Rashaad Ernesto Green will direct “’68,” a biopic about the careers and lives of Olympic runners and activists Tommie Smith and John Carlos for MGM, Participant and MACRO.
MGM announced news of the project Thursday, which tells the story of Smith and Carlos from their first meeting on the track team at San Jose State to the 1968 Olympic Games in Mexico City. As the two received medals for the 200 meter race (Smith the gold and Carlos the bronze, pictured above), they raised their fists in salute and silent protest during the American national anthem. The event caused widespread controversy at the time, and is still regarded as one of the most political moments in the history of the Olympics.
“Still incredibly powerful and relevant, I’m honored for the opportunity to bring Tommie and John’s riveting story to life; to portray the weight of the world these two giants had on their shoulders and the self-determination, courage and sacrifice it took for them to stand up for all of us,” Green said in a statement.

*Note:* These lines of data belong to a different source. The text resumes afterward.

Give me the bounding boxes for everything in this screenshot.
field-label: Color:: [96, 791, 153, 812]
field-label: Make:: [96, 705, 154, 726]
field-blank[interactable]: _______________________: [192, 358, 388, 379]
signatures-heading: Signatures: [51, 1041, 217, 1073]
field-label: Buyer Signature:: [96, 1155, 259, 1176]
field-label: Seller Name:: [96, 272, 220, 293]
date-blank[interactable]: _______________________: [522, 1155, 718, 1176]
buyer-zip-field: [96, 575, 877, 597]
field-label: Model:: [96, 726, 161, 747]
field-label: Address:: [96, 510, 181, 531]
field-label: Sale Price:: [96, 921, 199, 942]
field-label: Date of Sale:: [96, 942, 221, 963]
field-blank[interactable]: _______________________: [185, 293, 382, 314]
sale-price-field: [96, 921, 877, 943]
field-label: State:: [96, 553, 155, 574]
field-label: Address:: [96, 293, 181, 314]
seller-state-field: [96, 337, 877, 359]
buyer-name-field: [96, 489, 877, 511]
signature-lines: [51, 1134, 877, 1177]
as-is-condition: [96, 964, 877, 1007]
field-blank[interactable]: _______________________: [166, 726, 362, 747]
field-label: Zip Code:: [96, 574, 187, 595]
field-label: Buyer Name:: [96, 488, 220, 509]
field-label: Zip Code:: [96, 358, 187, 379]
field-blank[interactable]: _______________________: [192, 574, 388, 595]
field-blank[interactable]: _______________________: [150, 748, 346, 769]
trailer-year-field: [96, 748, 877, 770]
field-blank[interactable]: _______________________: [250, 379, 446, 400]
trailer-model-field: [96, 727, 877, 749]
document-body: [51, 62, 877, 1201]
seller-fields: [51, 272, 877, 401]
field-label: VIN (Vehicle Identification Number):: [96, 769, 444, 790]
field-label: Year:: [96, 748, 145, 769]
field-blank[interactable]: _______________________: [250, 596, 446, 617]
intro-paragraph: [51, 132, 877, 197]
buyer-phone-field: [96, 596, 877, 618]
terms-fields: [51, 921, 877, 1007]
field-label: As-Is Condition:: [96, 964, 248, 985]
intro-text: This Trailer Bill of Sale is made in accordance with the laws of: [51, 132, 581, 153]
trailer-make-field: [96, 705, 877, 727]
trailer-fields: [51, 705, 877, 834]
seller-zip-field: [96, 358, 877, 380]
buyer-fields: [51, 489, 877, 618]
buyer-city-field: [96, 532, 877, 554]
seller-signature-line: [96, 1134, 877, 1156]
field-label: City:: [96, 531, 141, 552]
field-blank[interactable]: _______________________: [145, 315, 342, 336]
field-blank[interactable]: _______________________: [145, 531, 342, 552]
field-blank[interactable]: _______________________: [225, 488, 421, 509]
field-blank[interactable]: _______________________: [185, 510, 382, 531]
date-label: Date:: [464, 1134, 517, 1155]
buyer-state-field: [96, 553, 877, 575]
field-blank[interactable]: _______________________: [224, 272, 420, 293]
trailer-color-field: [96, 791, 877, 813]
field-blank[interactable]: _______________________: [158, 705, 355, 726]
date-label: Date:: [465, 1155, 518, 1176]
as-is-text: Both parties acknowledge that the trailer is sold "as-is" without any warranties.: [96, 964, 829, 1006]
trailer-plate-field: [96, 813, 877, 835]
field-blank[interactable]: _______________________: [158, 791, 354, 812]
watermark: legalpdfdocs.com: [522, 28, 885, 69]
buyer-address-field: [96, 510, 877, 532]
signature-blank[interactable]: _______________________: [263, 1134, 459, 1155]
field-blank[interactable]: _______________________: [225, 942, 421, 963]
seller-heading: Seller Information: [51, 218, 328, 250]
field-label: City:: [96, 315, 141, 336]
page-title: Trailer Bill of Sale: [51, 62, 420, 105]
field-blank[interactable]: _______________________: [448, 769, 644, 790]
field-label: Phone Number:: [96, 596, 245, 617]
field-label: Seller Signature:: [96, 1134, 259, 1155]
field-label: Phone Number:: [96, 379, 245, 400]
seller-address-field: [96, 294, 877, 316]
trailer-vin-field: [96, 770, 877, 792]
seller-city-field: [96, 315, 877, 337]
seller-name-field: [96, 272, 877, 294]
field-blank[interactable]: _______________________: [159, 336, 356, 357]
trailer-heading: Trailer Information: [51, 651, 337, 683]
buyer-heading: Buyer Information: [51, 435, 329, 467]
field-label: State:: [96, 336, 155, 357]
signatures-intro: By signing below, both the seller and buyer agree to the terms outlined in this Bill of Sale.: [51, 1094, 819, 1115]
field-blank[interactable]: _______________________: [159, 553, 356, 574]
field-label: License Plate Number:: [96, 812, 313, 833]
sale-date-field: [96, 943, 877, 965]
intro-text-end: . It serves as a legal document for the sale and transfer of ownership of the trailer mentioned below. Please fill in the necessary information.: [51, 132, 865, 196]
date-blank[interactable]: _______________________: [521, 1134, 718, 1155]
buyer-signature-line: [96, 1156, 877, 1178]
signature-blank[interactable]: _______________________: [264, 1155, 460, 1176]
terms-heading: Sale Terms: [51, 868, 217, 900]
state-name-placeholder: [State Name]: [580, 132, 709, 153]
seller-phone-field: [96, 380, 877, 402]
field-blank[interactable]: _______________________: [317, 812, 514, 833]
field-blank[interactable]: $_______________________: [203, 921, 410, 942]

The filmmaker will direct from a screenplay by Billy Ray, who previously received an Academy Award nomination for penning “Captain Phillips.” Other notable credits include “Richard Jewell,” “Overlord,” “The Hunger Games,” “State of Play,” “Breach” and “Shattered Glass.” Ray is represented by CAA.
Green made his feature film debut with “Gun Hill Road,” which premiered at the 2011 Sundance Film Festival. His second feature, “Premature,” debuted at Sundance in 2019, with Green going on to win the Independent Spirit “Someone to Watch” Award. Green is represented WME and Granderson Des Rochers.
MGM will distribute the film, which is produced by Participant, MACRO and Stacy Sherman. Carlos’ nephews, Airrion and Shaun McCoy, and DeLois Smith, the wife of Tommie Smith, are co-producers on the film.
“We are thrilled to have Rashaad Ernesto Green at the helm of this very special film,” said Michael De Luca, MGM Film Group Chairman, and Pam Abdy, MGM Film Group President, sharing their deep gratitude for Smith and Carlos and the filmmaking team for entrusting the studio with their story.
“Olympian Tommie Smith has said that he and fellow Olympian John Carlos ‘had to be seen because we couldn’t be heard,’” their statement continued. “The courage and selflessness of these two extraordinary men, who quite literally put their lives on the line to stand up for what was right and true, has stood as a testament to the essential need to speak truth to power.”
Added Participant CEO David Linde: “At a time when the right to peacefully protest remains under attack, it couldn’t be a more perfect opportunity to tell the story of these courageous men.”
On behalf of MACRO, founder and CEO Charles D. King noted that, “The moment when Tommie Smith and John Carlos took the podium and raised their fists created a ripple effect of change that resonates to this very day and now audiences worldwide will understand the true extent of their bravery.”